Australia , for example, is a party to the International Convention on the Elimination of All Forms of Racial Discrimination. The Racial Discrimination Act 1975 (Cth) is a valid law of the Commonwealth because it implements Australia 's obligations under the Convention . This Act has played a pivotal role in preventing the States from discriminating against indigenous people, since under the Constitution (s 109) federal law prevails over State law when there is inconsistency between the two.

The best example of the Racial Discrimination Act operating in this way is the Mabo Case itself. Prior to the High Court handing down its famous decision recognising native title in 1992, Queensland had enacted legislation that attempted to extinguish native title (should the High Court ever find that native title existed) without any compensation to the holders of native title interests. The High Court held (Mabo v Queensland (No.1) (1988) 166 CLR 186) that if the Meriam People could show that they had native title over the islands that they claimed (as they later did), then the Queensland legislation operated in a discriminatory fashion. It did so because it attempted to extinguish native title interests held by indigenous people, but left untouched all other property rights. The Queensland Act was therefore inconsistent with the Racial Discrimination Act and, accordingly, was invalid under s 109 of the Constitution. It was the false assumption that Aboriginal peoples lacked any identifiable system of laws that was the most substantial legal barrier to native title being accepted as part of the common law of Australia .

It is appropriate to conclude a survey of indigenous people and the Constitution with a reference to the famous Mabo Case itself. The Mabo Case did not involve the interpretation of the Constitution. Nonetheless, it transformed Australian law in fundamental ways. The case establishes the proposition that when the Crown acquired sovereignty over the various geographic units that now comprise Australia, it acquired only the so-called "radical title" to the relevant areas, but did not acquire beneficial ownership of the land. According to the High Court, the pre-existing rights and interests of indigenous people over the land were recognised by the common law of Australia and could be protected by remedies available through the courts. Native title was said to have its origin in and to be given its content by the traditional law acknowledged and the traditional customs observed by the indigenous inhabitants of a particular territory. In other words, the High Court recognised that the nature of native title in a particular case must be ascertained as a factual question by reference to the traditional laws and customs of the claimants.
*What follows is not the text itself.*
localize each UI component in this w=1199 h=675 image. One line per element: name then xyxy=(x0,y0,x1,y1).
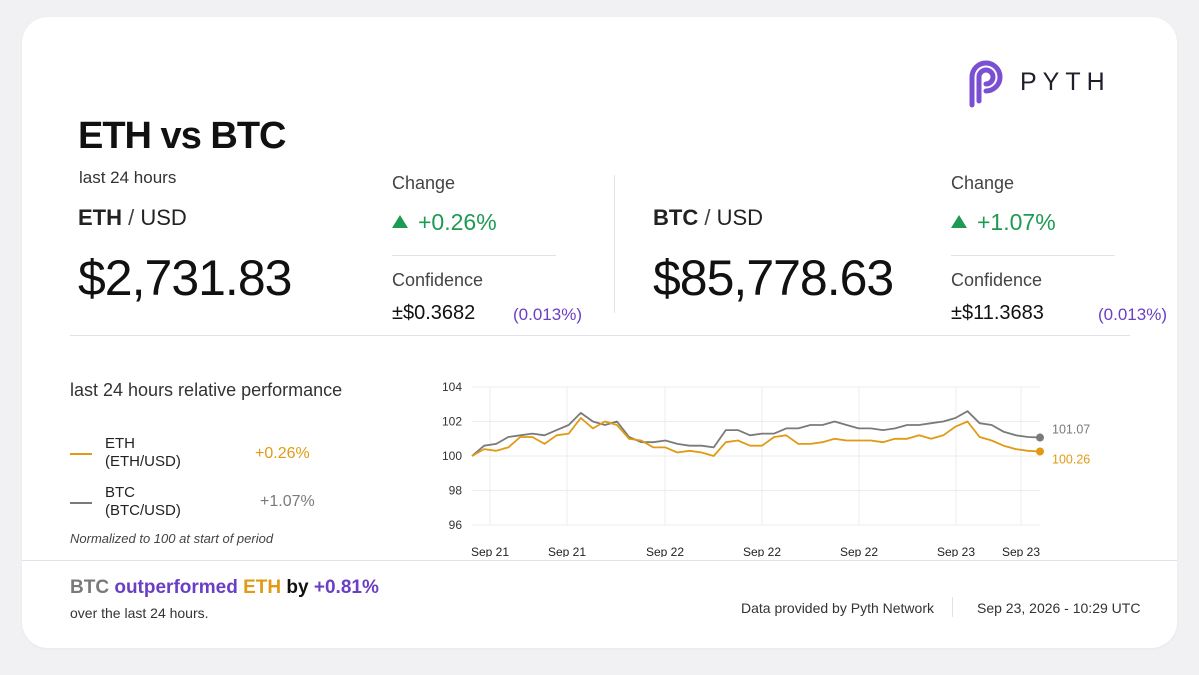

This decision turned Australian law on its head. Previously, it had been assumed that Aboriginal people and Torres Strait Islanders had no interest in their traditional lands that was capable of being enforced against the Crown or against third parties claiming rights from the Crown. Contrary to popular belief, this legal position came about not because the courts erroneously assumed that at the time of European settlement the continent of Australia was simply devoid of indigenous inhabitants and, for that reason, terra nullius. The courts knew perfectly well that Australia was not unoccupied territory at the time of European settlement. Rather, the courts took the view that it was the absence of "settled inhabitants or settled law" that justified treating Australia as equivalent to an inhabited country.

A great deal, of course, has happened in the field of native title since the Mabo Case was decided. The Native Title Act 1993 was substantially amended in 1998 and the High Court has handed down a number of important rulings explaining the extent of native title and the circumstances in which it can be extinguished. Some important and extensive claims to native title have been recognised and endorsed by the courts. What is important for present purposes is to understand that fundamental legal changes sometimes can come about throughout existing institutions and mechanisms, without the need for amendments to the written Constitution.